As a pupil whose abilities lay very much beyond the sports pitch, I recall distinctly the contempt and cruelty with which I was treated by those in charge of my supposed physical wellbeing. The problem with sport in schools is that it's precisely that – not exercise, not health, not calisthenics, but sport. And sport is not for all.
Particularly not for teenage girls, it seems. I can well understand that. As an avowed hater of physical activity, I was probably not the easiest to teach. Teenage girls have all manner of imagined ailments and impediments to exertion, from periods to boyfriend troubles to elaborate hairdos, and many of them are content to stand deep field and text their mates throughout a PE lesson.
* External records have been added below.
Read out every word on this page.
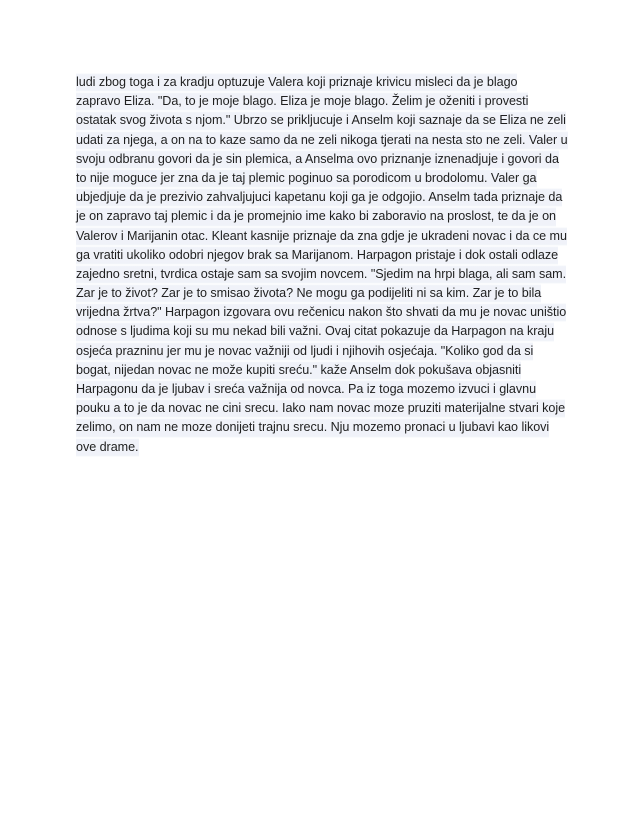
ludi zbog toga i za kradju optuzuje Valera koji priznaje krivicu misleci da je blago
zapravo Eliza. "Da, to je moje blago. Eliza je moje blago. Želim je oženiti i provesti
ostatak svog života s njom." Ubrzo se prikljucuje i Anselm koji saznaje da se Eliza ne zeli
udati za njega, a on na to kaze samo da ne zeli nikoga tjerati na nesta sto ne zeli. Valer u
svoju odbranu govori da je sin plemica, a Anselma ovo priznanje iznenadjuje i govori da
to nije moguce jer zna da je taj plemic poginuo sa porodicom u brodolomu. Valer ga
ubjedjuje da je prezivio zahvaljujuci kapetanu koji ga je odgojio. Anselm tada priznaje da
je on zapravo taj plemic i da je promejnio ime kako bi zaboravio na proslost, te da je on
Valerov i Marijanin otac. Kleant kasnije priznaje da zna gdje je ukradeni novac i da ce mu
ga vratiti ukoliko odobri njegov brak sa Marijanom. Harpagon pristaje i dok ostali odlaze
zajedno sretni, tvrdica ostaje sam sa svojim novcem. "Sjedim na hrpi blaga, ali sam sam.
Zar je to život? Zar je to smisao života? Ne mogu ga podijeliti ni sa kim. Zar je to bila
vrijedna žrtva?" Harpagon izgovara ovu rečenicu nakon što shvati da mu je novac uništio
odnose s ljudima koji su mu nekad bili važni. Ovaj citat pokazuje da Harpagon na kraju
osjeća prazninu jer mu je novac važniji od ljudi i njihovih osjećaja. "Koliko god da si
bogat, nijedan novac ne može kupiti sreću." kaže Anselm dok pokušava objasniti
Harpagonu da je ljubav i sreća važnija od novca. Pa iz toga mozemo izvuci i glavnu
pouku a to je da novac ne cini srecu. Iako nam novac moze pruziti materijalne stvari koje
zelimo, on nam ne moze donijeti trajnu srecu. Nju mozemo pronaci u ljubavi kao likovi
ove drame.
My problem with PE was not that I didn't need to keep fit – I did, and we all do. But it strikes me that PE is the one discipline which takes absolutely no steps whatsoever to try to be accessible to those who find it difficult. Bad at maths? Try these basic formulae. Can't manage your French homework? Let's simplify things a bit. Can't catch, run, throw or jump? Stand in that corner and some bone-headed "teacher" will encourage the strong kids, the ones with muscles, swishy ponytails and no futures, to laugh at you.
It takes a special sort of sadist to teach PE. Being a small-town tyrant seems to come with the territory. We all know the sort of crass, deep-voiced, illiterate provincial idiot who could make your life hell. The sort who would make you play netball on a sprained ankle, who would stand there in the January fogs wearing a coat, hat and scarf and scream at you as you dared to shiver in your gymslip. And that's before you consider those members of the PE department who lingered that bit too long in the changing room, or burst in accidentally as girls disrobed, or corrected racket technique by brushing against fledgling busts.
The problem with PE is easily solved however. As we learned from The Apprentice, the fitness industry is a massive machine, constantly evolving and reinventing itself. There are thousands of options for those who want to keep fit and schools should take note.
Who wants to play rugby in freezing mud? Who gives a toss about learning how to bat in cricket? These are hobbies, not life skills. From aerobics to zumba, trampolining to tap dance, if school sports departments offered a bit more flexibility – and ditched the psychopaths – they might find their young charges rather more responsive.